The onc said of course it shrunk because it was a met.
They argued about it for 4 months. THere is an article on www.pubmed.gov re post thoracotomy FDG effects that are false positives.
Then when I stopped 6 months of chemo it hadn't disappeared and started to get bigger.
They did an endoscopic ultrasound biopsy and yep it was a met.
Onc 1, Surgeons 0.
So that is why I went for a second thoracotomy last August.
Since then I have been clear on scans.....
Rollercoaster isn't it!!!
Glad you will have a new Sundance to hug during this scary time.
I just noticed you pm'd me in September....sorry I didn't respond
I am not good at web boards.
Stay in touch, God is with you and will not forsake you.
Serrana

robinvan's picture
robinvan
Posts: 1014
Joined: May 2007

I'm so sorry to hear about this scan result. I'm with Phil and the others in hoping that it is benign or perhaps a post-surgery "thing".

I'm with you as you proceed through the further tests and procedures to figure this out.

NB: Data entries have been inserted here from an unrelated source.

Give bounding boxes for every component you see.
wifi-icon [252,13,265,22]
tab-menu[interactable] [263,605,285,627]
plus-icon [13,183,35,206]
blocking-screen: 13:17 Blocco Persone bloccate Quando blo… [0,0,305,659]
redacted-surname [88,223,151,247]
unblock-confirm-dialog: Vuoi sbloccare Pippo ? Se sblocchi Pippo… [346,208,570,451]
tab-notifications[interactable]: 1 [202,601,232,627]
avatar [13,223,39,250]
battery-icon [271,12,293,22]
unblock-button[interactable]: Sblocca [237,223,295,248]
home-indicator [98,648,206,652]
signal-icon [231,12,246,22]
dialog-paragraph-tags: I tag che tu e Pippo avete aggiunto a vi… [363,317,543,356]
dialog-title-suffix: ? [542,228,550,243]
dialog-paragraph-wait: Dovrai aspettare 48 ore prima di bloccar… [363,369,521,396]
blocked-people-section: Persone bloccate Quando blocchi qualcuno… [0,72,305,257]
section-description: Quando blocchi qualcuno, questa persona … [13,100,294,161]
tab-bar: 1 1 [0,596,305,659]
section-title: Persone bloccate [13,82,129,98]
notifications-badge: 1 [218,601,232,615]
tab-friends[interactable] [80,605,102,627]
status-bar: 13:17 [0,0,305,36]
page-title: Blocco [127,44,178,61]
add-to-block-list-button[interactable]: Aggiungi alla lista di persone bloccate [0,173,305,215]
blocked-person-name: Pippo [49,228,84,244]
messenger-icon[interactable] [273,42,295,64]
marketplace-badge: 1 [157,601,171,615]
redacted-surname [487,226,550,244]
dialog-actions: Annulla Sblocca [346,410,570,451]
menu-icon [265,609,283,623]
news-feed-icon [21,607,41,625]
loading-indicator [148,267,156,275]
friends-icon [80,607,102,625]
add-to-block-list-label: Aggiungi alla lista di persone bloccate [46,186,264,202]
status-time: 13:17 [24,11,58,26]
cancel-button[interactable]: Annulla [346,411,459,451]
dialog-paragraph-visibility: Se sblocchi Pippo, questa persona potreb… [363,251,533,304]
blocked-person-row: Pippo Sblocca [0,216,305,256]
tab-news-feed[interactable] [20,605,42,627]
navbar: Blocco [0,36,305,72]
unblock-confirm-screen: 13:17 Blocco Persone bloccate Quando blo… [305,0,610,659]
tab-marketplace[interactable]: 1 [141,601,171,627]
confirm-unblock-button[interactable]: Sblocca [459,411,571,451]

Peace and blessings... Rob; in Vancouver

coloCan
Posts: 1956
Joined: Oct 2009

in this battle. You're an amxing man Craig, with tons of guts and strength and you;ll beat this too, afterall, you have a pup to train...Steve

Annabelle41415's picture
Annabelle41415
Posts: 6554
Joined: Feb 2009

You are going to be fine. Sounds like you have some very amazing doctors and they are going to do all they can to get rid of the tumor and get you well again. Thinking and praying for you.